Aujourd'hui âgé de 53 ans, Louis Legendre explique simplement comment le plaisir que lui procure la science a résisté aux vents et marées. "Une fois arrivé dans la quarantaine, un chercheur qui n'a pas réussi à s'imposer dans son domaine se décourage et se tourne vers d'autres taches; à chacun ses qualités. À l'opposé, le succès fait boule de neige: on est reconnu et estimé par ses pairs, on reçoit des invitations pour donner des conférences un peu partout dans le monde, de même que des offres de collaboration avec les meilleurs chercheurs de notre domaine. C'est ce qui m'est arrivé. De plus, j'ai la chance de travailler dans une science de synthèse où, contrairement aux disciplines plus pointues, les chercheurs plus âgés ne perdent pas automatiquement pied."
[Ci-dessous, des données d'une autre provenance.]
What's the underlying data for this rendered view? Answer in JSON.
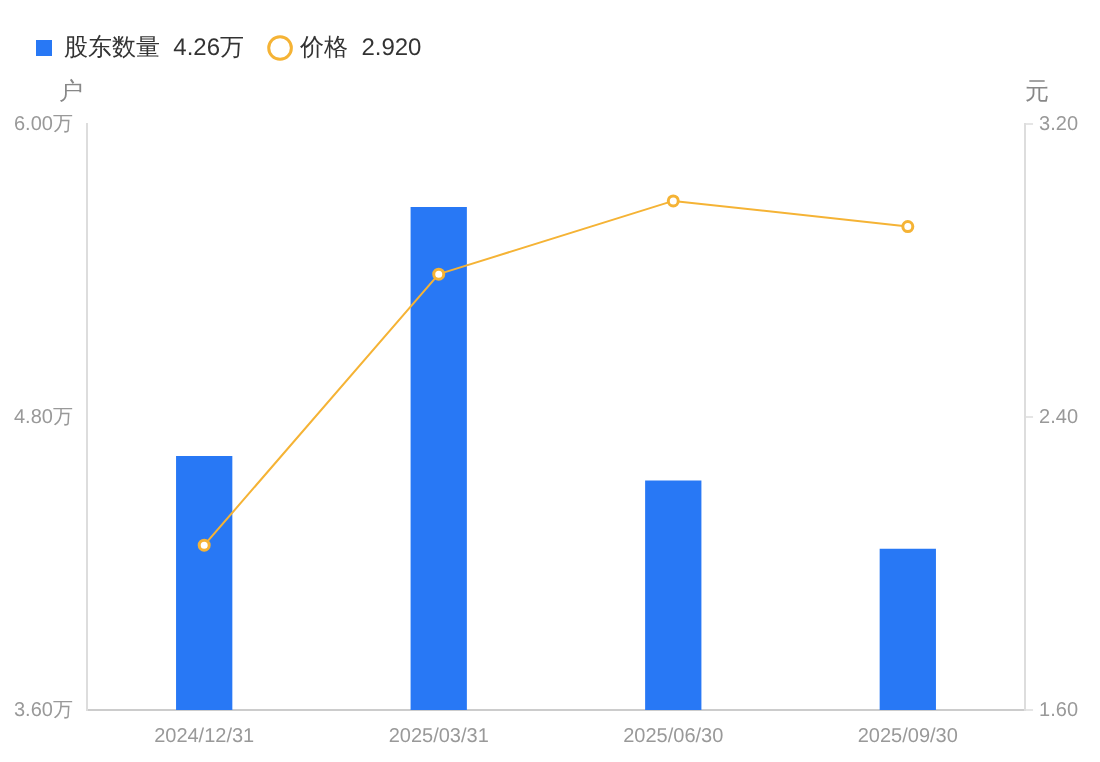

Sa quête du plaisir ne se confine pas aux choses de l'esprit. "J'aime me retrouver en croisière sur un bateau, visiter de nouveaux pays et découvrir leur culture et leur cuisine. Ça fait partie du plaisir de faire de l'océanographie. Aujourd'hui, ajoute-t-il, j'évite même les pays où la cuisine ne me plaît pas."
Coureur des mers
Ses recherches l'ont conduit du Saint-Laurent aux eaux polaires de l'Arctique
canadien, de même que dans la mer du Groenland, la mer d'Okhotsk au
Japon, les polynies arctiques du Northeast Water et du North Water, le golfe
du Maine, l'Atlantique équatorial et les récifs coralliens
de Polynésie. "J'ai visité une une soixantaine de pays
mais je ne suis spécialiste d'aucune région en particulier."
Même s'il carbure au plaisir, Louis Legendre n'a pas trouvé le succès sous le pas d'un hippocampe. "C'est avant tout un travailleur acharné qui se donne complètement à son domaine", dit le doyen André Cardinal qui le côtoie depuis son arrivée à l'Université en 1973. L'actuel directeur du GIROQ, Louis Fortier, croit que cette énorme capacité de travail lui vient de son milieu familial: d'abord son père, Viennay Legendre, réputé ichtyologue, qui a laissé d'importants ouvrages sur les poissons du Québec, mais aussi son frère, Pierre, un mathématicien avec lequel il a écrit un traité d'écologie numérique qui a fait école.
Son autre point fort est l'opiniâtreté, confirment unanimement ses deux collègues: il aime mener des batailles et les gagner. "Je l'ai eu comme professeur en 1973 et déjà, il avait des idées bien arrêtées, dit Louis Fortier. Il ne fallait surtout pas l'obstiner. Il est devenu plus diplomate avec le temps mais il peut encore sortir les griffes." Louis Legendre nuance: "Je ne me suis jamais gêné pour dire ce que je pense tout en demeurant poli. En général, les gens ont peu de respect pour ceux qui s'écrasent." Même ceux qui ont goûté à sa médecine lui vouent une certaine admiration. "Ça ne se dit pas mais c'est d'abord un type super-intelligent qui possède un esprit de synthèse remarquable", dit l'un de ses collègues qui réclame aussitôt l'anonymat.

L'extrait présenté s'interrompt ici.